Overall, I think you should be doing much more research before representing a brand that has the opposite intended effects of “skincare”.
Amanda, thank you for your comment. I respect your opinion and I understand that you’re wary of parabens. But I don’t pick and choose studies. I look at the evidence and so far, there is NO prof that parabens are bad. I didn’t go into details with parabens because I’ve already written a super long post about them here: http://www.beautifulwithbrains.com/the-parabens-controversy/
In short, accumulation of parabens isn’t a concern because studies show your body gets rid of them through your urine within 36 hours. So they never accumulate enough to cause any real harm.
I agree that the beauty industry in the US isn’t regulated as strictly as it could be, but I don’t understand why people believe that brands and cosmetic scientists are out there to kill them.
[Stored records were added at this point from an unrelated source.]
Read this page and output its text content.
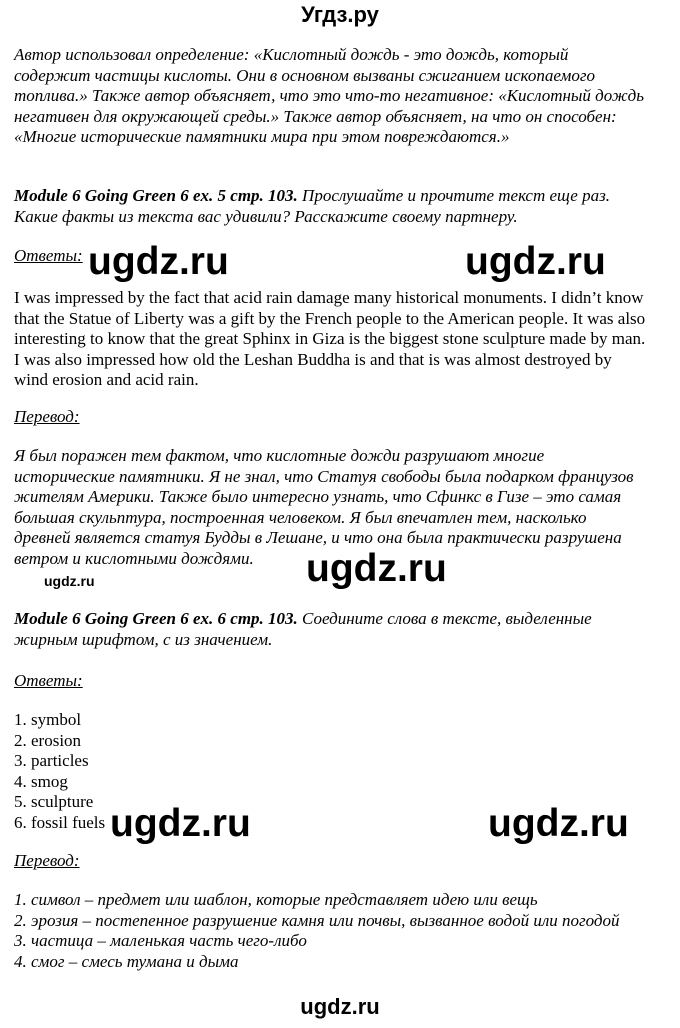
Угдз.ру
Автор использовал определение: «Кислотный дождь - это дождь, который
содержит частицы кислоты. Они в основном вызваны сжиганием ископаемого
топлива.» Также автор объясняет, что это что-то негативное: «Кислотный дождь
негативен для окружающей среды.» Также автор объясняет, на что он способен:
«Многие исторические памятники мира при этом повреждаются.»
Module 6 Going Green 6 ex. 5 стр. 103. Прослушайте и прочтите текст еще раз.
Какие факты из текста вас удивили? Расскажите своему партнеру.
Ответы: ugdz.ru	ugdz.ru
I was impressed by the fact that acid rain damage many historical monuments. I didn’t know
that the Statue of Liberty was a gift by the French people to the American people. It was also
interesting to know that the great Sphinx in Giza is the biggest stone sculpture made by man.
I was also impressed how old the Leshan Buddha is and that is was almost destroyed by
wind erosion and acid rain.
Перевод:
Я был поражен тем фактом, что кислотные дожди разрушают многие
исторические памятники. Я не знал, что Статуя свободы была подарком французов
жителям Америки. Также было интересно узнать, что Сфинкс в Гизе – это самая
большая скульптура, построенная человеком. Я был впечатлен тем, насколько
древней является статуя Будды в Лешане, и что она была практически разрушена
ветром и кислотными дождями.
ugdz.ru	ugdz.ru
Module 6 Going Green 6 ex. 6 стр. 103. Соедините слова в тексте, выделенные
жирным шрифтом, с из значением.
Ответы:
1. symbol
2. erosion
3. particles
4. smog
5. sculpture
6. fossil fuels ugdz.ru	ugdz.ru
Перевод:
1. символ – предмет или шаблон, которые представляет идею или вещь
2. эрозия – постепенное разрушение камня или почвы, вызванное водой или погодой
3. частица – маленькая часть чего-либо
4. смог – смесь тумана и дыма
ugdz.ru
Putting toxic stuff in skincare would put the brand out of business pronto! Besides, there are rules that dictate how much of an ingredient can be used safely. Don’t believe those who tell you brands can put whatever they want in their products. It’s NOT true. Have you noticed how people who spread these rumours either don’t provide any evidence to back up their claims or twists studies that have nothing to do with the subject at hand (for example, they say that applying a tiny amount of an ingredient on your skin will kill you because eating high amount of that ingredient has killed rats!)?
The fact that these substances eventually end up in our environment is a bit more troubling and we need more research in this area. Totally agree on this one.
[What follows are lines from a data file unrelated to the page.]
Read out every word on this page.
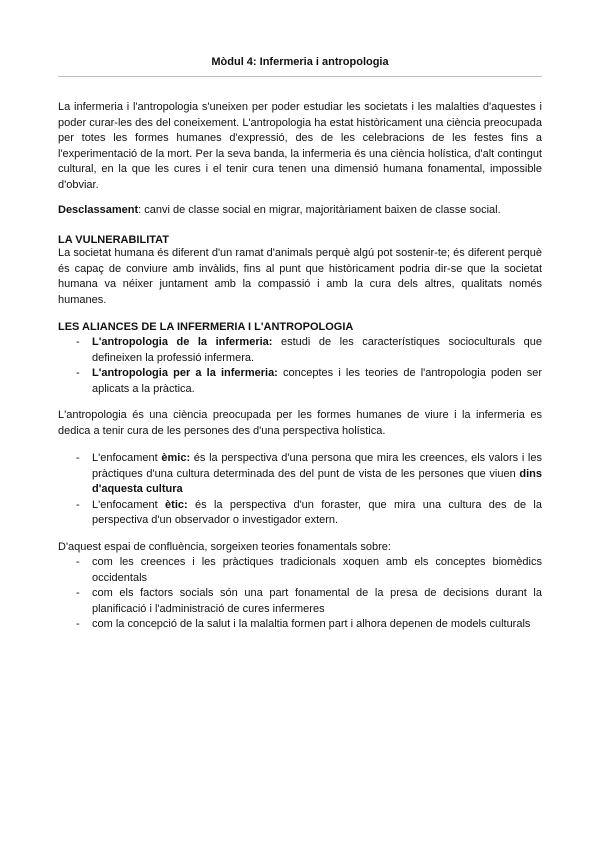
Mòdul 4: Infermeria i antropologia

La infermeria i l'antropologia s'uneixen per poder estudiar les societats i les malalties d'aquestes i poder curar-les des del coneixement. L'antropologia ha estat històricament una ciència preocupada per totes les formes humanes d'expressió, des de les celebracions de les festes fins a l'experimentació de la mort. Per la seva banda, la infermeria és una ciència holística, d'alt contingut cultural, en la que les cures i el tenir cura tenen una dimensió humana fonamental, impossible d'obviar.

Desclassament: canvi de classe social en migrar, majoritàriament baixen de classe social.

LA VULNERABILITAT

La societat humana és diferent d'un ramat d'animals perquè algú pot sostenir-te; és diferent perquè és capaç de conviure amb invàlids, fins al punt que històricament podria dir-se que la societat humana va néixer juntament amb la compassió i amb la cura dels altres, qualitats només humanes.

LES ALIANCES DE LA INFERMERIA I L'ANTROPOLOGIA
- L'antropologia de la infermeria: estudi de les característiques socioculturals que defineixen la professió infermera.
- L'antropologia per a la infermeria: conceptes i les teories de l'antropologia poden ser aplicats a la pràctica.

L'antropologia és una ciència preocupada per les formes humanes de viure i la infermeria es dedica a tenir cura de les persones des d'una perspectiva holística.

- L'enfocament èmic: és la perspectiva d'una persona que mira les creences, els valors i les pràctiques d'una cultura determinada des del punt de vista de les persones que viuen dins d'aquesta cultura
- L'enfocament ètic: és la perspectiva d'un foraster, que mira una cultura des de la perspectiva d'un observador o investigador extern.

D'aquest espai de confluència, sorgeixen teories fonamentals sobre:

- com les creences i les pràctiques tradicionals xoquen amb els conceptes biomèdics occidentals
- com els factors socials són una part fonamental de la presa de decisions durant la planificació i l'administració de cures infermeres
- com la concepció de la salut i la malaltia formen part i alhora depenen de models culturals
Everything now a days is toxic to the body no matter what you eat or wear. My problem is that when I was younger I had really bad acne along with my brother. Cystic acne that is. We were injected with retinol and accutane in the face, tongue, back and head to get rid of it. This was way back in the 80s. Worse part is I have never wore makeup in my lifetime because the cystic acne always returned and it was embarrassing. Went to a dermatologist recently who gave me a patch test to see if Im allergic to retinol in which now I am. Its really hard to find a skin product for my hypo pigmentation, sensitive, combo aging skin. Having gone through menopause 4 years ago and seeing the wrinkles and fine lines popping up doesnt help much either. The dermatologist gave me Elta MD spf 46 for my face and told me to wash with La Roche Posay hydrating cleanser, but for moisturizers I am pretty much on my own cause of my allergies. Your right, alot of these high pricey creams,lotions and serums are just a marketing gimmick and they say their clean and natural but are they really is the question unless you test them for yourself. I wish I could find a good moisturizer without being pricey that would truly fit my needs. Thank you for your article, I enjoy reading your blogs.
Skin is different and it’s not only about skin types. I have used dramatic difference moisturizer for years and it works wonderful for me. I tried other products and the results were disastrous. Those products left me looking old, dry and tired, worst are perfumed products because they irritate my eyes. Reading your review made me realize that finding the right skin care products is a personal journey and I am glad I found Clinique.